No hay nada comparado al trabajo en equipo, especialmente dentro de la iglesia. Este facilita el crecimiento, haciendo que sea continuo y sólido, a la vez que permite la diversidad de funciones en un mismo cuerpo, todas dirigidas al logro de un objetivo común. “Pero todas estas cosas las hace uno y el mismo Espíritu, repartiendo a cada uno en particular como Él quiere. Porque así como el cuerpo es uno, y tiene muchos miembros, pero todos los miembros del cuerpo, siendo muchos, son un solo cuerpo, así también Cristo” (1 Corintios 12:11,12). Pablo orienta a su discípulo Timoteo en la manera como él se debería enfocar de una manera eficaz, para obtener una gran reproducción. Lo que Timoteo había escuchado de su líder “esto es el apóstol Pablo”, lo debería trasmitir a aquellos que durante sus ministraciones, hubiesen permanecido fieles y se hubiesen preparado idóneamente esto que él les estaba hablando los debería empoderar, para que ministraran también a otros.

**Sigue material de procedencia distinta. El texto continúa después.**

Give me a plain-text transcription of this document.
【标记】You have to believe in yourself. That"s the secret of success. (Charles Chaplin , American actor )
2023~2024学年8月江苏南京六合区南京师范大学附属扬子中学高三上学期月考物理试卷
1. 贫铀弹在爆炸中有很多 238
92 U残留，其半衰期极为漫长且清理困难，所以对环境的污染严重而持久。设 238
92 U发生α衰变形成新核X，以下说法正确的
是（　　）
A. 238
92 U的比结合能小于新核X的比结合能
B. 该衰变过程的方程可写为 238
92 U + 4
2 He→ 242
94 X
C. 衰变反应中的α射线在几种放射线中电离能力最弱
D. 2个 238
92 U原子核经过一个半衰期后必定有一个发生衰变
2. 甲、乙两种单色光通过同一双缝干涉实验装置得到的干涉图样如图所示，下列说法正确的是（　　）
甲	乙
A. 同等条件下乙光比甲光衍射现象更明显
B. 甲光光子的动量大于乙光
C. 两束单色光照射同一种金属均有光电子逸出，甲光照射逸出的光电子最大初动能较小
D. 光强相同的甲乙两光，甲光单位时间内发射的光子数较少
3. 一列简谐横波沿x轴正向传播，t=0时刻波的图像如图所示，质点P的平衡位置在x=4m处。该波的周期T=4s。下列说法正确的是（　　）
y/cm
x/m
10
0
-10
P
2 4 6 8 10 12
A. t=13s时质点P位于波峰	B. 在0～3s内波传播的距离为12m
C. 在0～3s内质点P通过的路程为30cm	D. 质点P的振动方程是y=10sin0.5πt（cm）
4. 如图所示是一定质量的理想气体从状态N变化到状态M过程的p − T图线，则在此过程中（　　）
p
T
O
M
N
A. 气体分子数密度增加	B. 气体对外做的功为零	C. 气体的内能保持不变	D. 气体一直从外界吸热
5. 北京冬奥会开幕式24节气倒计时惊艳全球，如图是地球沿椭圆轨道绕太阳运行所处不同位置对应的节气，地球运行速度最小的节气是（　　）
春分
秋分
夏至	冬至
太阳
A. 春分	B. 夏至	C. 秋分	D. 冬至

La visión que Dios nos ha dado como iglesia rompe el esquema tradicional de liderazgo centrado en una sola persona, brindando de esta manera la oportunidad a todo aquel que anhele ser moldeado por el Espíritu de Dios y con el adecuado entrenamiento que haya recibido, podrá reproducirse en otros.

El Señor Jesucristo nos dio el mejor ejemplo de trabajo en equipo al conformar un equipo de doce apóstoles. Hombres a quienes preparó derramando Su carácter en ellos, a fin de que fueran Sus colaboradores durante Su ministerio en la tierra. Si Él, siendo el Hijo de Dios, le brindó tanta importancia al trabajo en equipo, ¿por qué no habríamos de hacerlo nosotros?.

El trabajar en equipo es beneficioso desde cualquier punto de vista, pues al hacerlo, notaremos que:

  • El esfuerzo es compartido.
  • Se garantiza la continuidad del ministerio.
  • El trabajo no se detiene.
  • La motivación persevera, pues unos a otros se animan.
  • La multiplicación es más rápida.
  • Se valoran los dones y los talentos de cada persona.

 

Es importante entender que Dios lo ha llamado a servirle, pero no solo,

sino unido a ese equipo que Él está preparando para impactar no

únicamente su ciudad sino también su nación. Recordemos las

palabras del salmista: “Jehová cumplirá su propósito en mí;

Tu misericordia, oh Jehová, es para siempre; No desampares la obra de tus manos” (Salmos 138:8).